Practical steps for keeping your AI compliant: 

So how can you respond to these additional challenges ensuring you retain the benefits of AI in recruitment without falling foul of any new traps.  Here are some simple practical principles to adopt and associated key questions to ask:  

  • Conduct regular audits and impact assessments – how are the AI tools performing? What results are they generating? Are they delivering the benefits we hoped for? 
  • Ensure transparency and clear communication with candidates – where AI driven decisions are being made how do we ensure the reasoning is available, understandable and suitable to be shared externally? 
  • Monitor and test AI tools for bias and accuracy – Where have issues arisen and why? Can we benchmark the AI tool against a human recruitment expert?  
  • Limit data collection and retention – What data is the AI tool accessing and where is it coming from? What new data is it actually creating? Where is data being stored and processed and for how long?   
  • Provide mechanisms for human review of automated decisions – How to ensure that your recruitment process still has humans in the loop at critical points to provide regular checks and balances before things go external and beyond your control? 

Compliance Control – using the right tools? 

We’ve considered how AI in recruitment can improve efficiency in the search, sift and selection process. We’ve also seen how use of AI tools also introduces significant compliance challenges for recruiters.  

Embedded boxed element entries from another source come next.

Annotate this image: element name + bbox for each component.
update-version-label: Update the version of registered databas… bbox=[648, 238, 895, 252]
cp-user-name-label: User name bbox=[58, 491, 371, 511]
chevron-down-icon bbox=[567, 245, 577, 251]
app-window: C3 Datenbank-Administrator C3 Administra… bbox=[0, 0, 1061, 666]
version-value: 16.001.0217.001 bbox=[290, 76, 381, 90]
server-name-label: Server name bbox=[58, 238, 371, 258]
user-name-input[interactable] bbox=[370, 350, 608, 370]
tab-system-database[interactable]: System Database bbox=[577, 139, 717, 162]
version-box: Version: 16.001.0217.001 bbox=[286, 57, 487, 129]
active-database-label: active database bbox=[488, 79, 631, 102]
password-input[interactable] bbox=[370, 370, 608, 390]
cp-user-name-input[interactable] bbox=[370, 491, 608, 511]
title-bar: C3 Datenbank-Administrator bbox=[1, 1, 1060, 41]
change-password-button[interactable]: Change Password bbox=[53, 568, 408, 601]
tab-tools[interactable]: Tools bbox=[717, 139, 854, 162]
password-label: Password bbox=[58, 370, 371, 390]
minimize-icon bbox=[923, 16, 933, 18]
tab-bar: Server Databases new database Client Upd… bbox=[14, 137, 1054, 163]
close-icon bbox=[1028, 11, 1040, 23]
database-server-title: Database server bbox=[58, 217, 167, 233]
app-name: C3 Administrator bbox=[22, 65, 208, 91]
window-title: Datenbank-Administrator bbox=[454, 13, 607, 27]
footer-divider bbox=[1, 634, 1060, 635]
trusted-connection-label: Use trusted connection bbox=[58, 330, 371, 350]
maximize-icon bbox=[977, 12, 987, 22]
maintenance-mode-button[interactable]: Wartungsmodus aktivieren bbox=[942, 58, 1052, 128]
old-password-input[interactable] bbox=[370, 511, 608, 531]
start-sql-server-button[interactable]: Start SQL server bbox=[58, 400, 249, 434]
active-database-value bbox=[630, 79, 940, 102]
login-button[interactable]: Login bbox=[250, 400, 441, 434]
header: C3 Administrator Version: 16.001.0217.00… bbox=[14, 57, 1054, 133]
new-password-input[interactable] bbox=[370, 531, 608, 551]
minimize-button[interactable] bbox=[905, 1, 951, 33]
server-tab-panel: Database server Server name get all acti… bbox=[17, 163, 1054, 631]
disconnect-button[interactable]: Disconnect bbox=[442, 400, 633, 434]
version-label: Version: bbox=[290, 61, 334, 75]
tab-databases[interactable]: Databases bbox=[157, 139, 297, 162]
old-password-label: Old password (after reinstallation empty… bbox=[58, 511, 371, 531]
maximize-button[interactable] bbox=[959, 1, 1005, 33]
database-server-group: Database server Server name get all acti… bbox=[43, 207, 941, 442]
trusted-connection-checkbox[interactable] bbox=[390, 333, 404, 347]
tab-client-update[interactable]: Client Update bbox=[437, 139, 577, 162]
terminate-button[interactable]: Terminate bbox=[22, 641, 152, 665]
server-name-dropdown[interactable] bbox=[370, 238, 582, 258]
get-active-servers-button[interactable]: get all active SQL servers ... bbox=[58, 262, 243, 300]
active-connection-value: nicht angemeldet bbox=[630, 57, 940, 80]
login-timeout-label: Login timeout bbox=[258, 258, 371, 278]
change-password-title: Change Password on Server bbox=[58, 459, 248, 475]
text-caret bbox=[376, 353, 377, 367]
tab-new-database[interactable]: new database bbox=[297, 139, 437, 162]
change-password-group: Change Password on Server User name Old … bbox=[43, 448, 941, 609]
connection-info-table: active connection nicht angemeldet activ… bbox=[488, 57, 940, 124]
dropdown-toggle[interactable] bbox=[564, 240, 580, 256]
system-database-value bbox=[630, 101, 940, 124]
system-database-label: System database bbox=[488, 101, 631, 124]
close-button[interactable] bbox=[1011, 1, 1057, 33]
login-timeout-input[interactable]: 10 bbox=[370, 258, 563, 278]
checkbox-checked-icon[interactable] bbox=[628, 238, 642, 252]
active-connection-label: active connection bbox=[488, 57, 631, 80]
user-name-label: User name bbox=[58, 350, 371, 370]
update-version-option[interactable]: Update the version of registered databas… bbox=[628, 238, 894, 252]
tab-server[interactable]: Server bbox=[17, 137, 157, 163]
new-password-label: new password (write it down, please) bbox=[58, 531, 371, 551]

Organisations must proactively address data protection, fairness, transparency, and human oversight to comply with current and emerging regulations.  

It’s a lot to stay on top of in such a rapidly evolving space. This is where process management and compliance tools like Maly’s Okuda platform can play a role again.  

By putting in place a structured, consistent, digital approach across the organisation, one that helps you ask the right questions at the right time to the right people (and to capture their answers for audit purposes) you can minimise the risk of AI behaving in unexpected and undesirable ways. 

This approach will certainly help you to maximise the benefits of AI in terms of speed, efficiency, and reach to find the very best candidates and to avoid pitfalls.